Over the last few months, cannabis and CBD companies have been subject to some pretty massively publicized cases. We’ve seen partnership disputes, consumer class actions, shareholder suits, agency enforcement actions, intellectual property cases, and more. One thing virtually nobody is talking about—or prepared for—are the inevitable wave of CCPA suits.

Before I explain what CCPA is and why this will be significant, I should caution that readers shouldn’t stop reading just because they aren’t in California. CCPA is shorthand for the California Consumer Privacy Act. The law is pretty much exactly what it sounds like: a consumer privacy law.

What makes CCPA different from many other consumer privacy laws is: (1) it can apply anywhere in the world so long as a business “does business in California” (this term is not well defined) and meets a few other criteria, (2) is almost as broad as the EU’s extremely broad GDPR privacy regulation; (3) requires all companies subject to it to commit to certain privacy practices; and (4) most importantly, is going to lead to some pretty big deal lawsuits.

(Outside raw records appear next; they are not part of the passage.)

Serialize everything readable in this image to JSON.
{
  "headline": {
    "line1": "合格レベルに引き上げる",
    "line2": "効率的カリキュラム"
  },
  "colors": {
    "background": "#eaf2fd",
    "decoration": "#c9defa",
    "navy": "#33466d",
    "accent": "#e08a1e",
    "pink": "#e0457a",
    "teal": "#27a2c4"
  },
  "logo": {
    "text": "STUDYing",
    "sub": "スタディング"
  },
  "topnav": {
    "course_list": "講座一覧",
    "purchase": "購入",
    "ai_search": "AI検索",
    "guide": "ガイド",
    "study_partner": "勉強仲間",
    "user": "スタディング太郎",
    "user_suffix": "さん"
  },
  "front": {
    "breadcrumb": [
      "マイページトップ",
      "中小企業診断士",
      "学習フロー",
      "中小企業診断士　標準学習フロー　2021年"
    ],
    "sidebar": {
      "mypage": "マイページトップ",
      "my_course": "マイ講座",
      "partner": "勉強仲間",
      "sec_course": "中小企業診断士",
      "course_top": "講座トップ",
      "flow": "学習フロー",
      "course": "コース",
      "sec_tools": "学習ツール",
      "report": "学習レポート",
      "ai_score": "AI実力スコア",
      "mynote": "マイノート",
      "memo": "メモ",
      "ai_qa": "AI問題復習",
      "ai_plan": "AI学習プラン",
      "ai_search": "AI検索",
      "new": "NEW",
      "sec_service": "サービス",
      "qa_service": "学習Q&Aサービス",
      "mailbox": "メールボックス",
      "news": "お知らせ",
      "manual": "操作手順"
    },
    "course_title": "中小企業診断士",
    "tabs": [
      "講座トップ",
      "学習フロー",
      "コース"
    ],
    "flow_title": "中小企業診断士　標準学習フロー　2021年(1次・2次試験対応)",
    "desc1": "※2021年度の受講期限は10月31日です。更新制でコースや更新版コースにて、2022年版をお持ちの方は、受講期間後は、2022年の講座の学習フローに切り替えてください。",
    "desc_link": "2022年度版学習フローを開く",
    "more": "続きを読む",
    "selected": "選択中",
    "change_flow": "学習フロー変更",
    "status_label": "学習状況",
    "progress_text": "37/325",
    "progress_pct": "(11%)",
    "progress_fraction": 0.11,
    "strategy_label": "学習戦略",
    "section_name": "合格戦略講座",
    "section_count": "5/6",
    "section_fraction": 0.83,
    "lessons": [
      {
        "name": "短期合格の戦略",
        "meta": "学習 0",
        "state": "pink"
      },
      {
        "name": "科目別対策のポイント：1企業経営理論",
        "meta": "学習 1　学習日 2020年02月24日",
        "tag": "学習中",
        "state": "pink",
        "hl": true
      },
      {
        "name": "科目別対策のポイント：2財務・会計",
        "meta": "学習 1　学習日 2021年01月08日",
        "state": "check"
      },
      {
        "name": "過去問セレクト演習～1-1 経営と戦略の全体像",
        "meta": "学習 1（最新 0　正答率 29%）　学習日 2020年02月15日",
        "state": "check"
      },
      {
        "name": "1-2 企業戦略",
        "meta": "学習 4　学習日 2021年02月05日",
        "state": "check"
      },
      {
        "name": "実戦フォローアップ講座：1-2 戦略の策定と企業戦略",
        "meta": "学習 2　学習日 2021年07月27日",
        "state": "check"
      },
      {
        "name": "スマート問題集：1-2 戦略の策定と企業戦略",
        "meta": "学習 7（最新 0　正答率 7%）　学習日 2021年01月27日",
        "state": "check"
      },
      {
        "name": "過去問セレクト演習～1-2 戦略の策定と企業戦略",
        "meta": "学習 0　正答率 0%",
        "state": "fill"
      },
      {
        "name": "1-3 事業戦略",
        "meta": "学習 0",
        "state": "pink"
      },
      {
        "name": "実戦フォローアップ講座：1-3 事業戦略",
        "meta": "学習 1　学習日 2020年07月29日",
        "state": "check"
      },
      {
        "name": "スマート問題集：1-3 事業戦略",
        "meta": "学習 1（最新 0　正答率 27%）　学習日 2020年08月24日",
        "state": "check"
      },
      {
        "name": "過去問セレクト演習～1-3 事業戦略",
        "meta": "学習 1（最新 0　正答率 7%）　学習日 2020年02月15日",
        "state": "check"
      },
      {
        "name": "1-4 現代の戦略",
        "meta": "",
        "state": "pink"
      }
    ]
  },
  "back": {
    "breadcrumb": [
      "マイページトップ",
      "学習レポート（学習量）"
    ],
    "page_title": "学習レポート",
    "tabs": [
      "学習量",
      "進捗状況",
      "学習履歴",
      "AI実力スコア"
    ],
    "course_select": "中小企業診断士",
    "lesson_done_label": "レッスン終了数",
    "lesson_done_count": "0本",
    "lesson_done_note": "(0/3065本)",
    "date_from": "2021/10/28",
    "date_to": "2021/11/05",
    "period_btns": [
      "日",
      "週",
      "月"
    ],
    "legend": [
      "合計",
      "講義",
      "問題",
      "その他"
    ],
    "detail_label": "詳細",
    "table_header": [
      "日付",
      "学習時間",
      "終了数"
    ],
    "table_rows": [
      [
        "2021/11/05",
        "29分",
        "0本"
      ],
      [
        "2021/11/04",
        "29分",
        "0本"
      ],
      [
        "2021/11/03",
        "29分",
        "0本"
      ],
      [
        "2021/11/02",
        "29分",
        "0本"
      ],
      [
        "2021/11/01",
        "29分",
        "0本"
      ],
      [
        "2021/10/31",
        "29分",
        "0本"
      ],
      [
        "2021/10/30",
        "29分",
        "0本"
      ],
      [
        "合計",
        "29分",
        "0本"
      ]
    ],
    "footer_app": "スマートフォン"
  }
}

CCPA provides that in the event of a data breach—which can range from malicious hacking to something as simple as an unencrypted laptop being lost—a consumer whose data was affected can sue the company who was breached and exposed their data. If the company did not have “reasonable security procedures” in place, the consumer can recover either their actual damages, or statutory damages of between $100­–$750 per incident. This may not sound like a lot, but consider these two fact patterns:

  1. A cannabis dispensary in California gets protected information for 3,000 customers and stores them in an unsecure manner. A criminal hacks the company’s computers and accesses this information. The dispensary will have to give notice to the consumers, who can turn around and sue it in a class action lawsuit. Even without having to prove damages, the plaintiffs can obtain up to $2,250,000 in statutory damages. This could be the death knell for a company.
  2. Same set of facts, except one customer on the list lives in a state where it is legal to terminate employees for cannabis use, and loses his or her job as a result of the breach exposing his or her information. That consumer may be able to prove damages, and they will likely exceed $750.

These are just a few examples of situations that can happen under CCPA, and they are pretty severe. While CCPA does not define what “reasonable security procedures are” some sources have suggested that failure to adhere to the all 20 controls in the Center for Internet Security’s Critical Security Controls.

Even if the standard weren’t so rigorous, there are many cannabis companies out there who are not even thinking about data security at all. CCPA is not going to be fun for them. And I’m not even going to address the concept for attorney general actions in this post (needless to say, those won’t be fun either).

I think one of the biggest issues about CCPA is that people just don’t understand it or don’t think that the law even applies to them. Something I hear all the time is “CCPA doesn’t apply because our company doesn’t sell goods online” or “CCPA doesn’t apply because we’re a small company”. Both of these statements are just wrong and CCPA could apply to even small businesses who have a small online presence.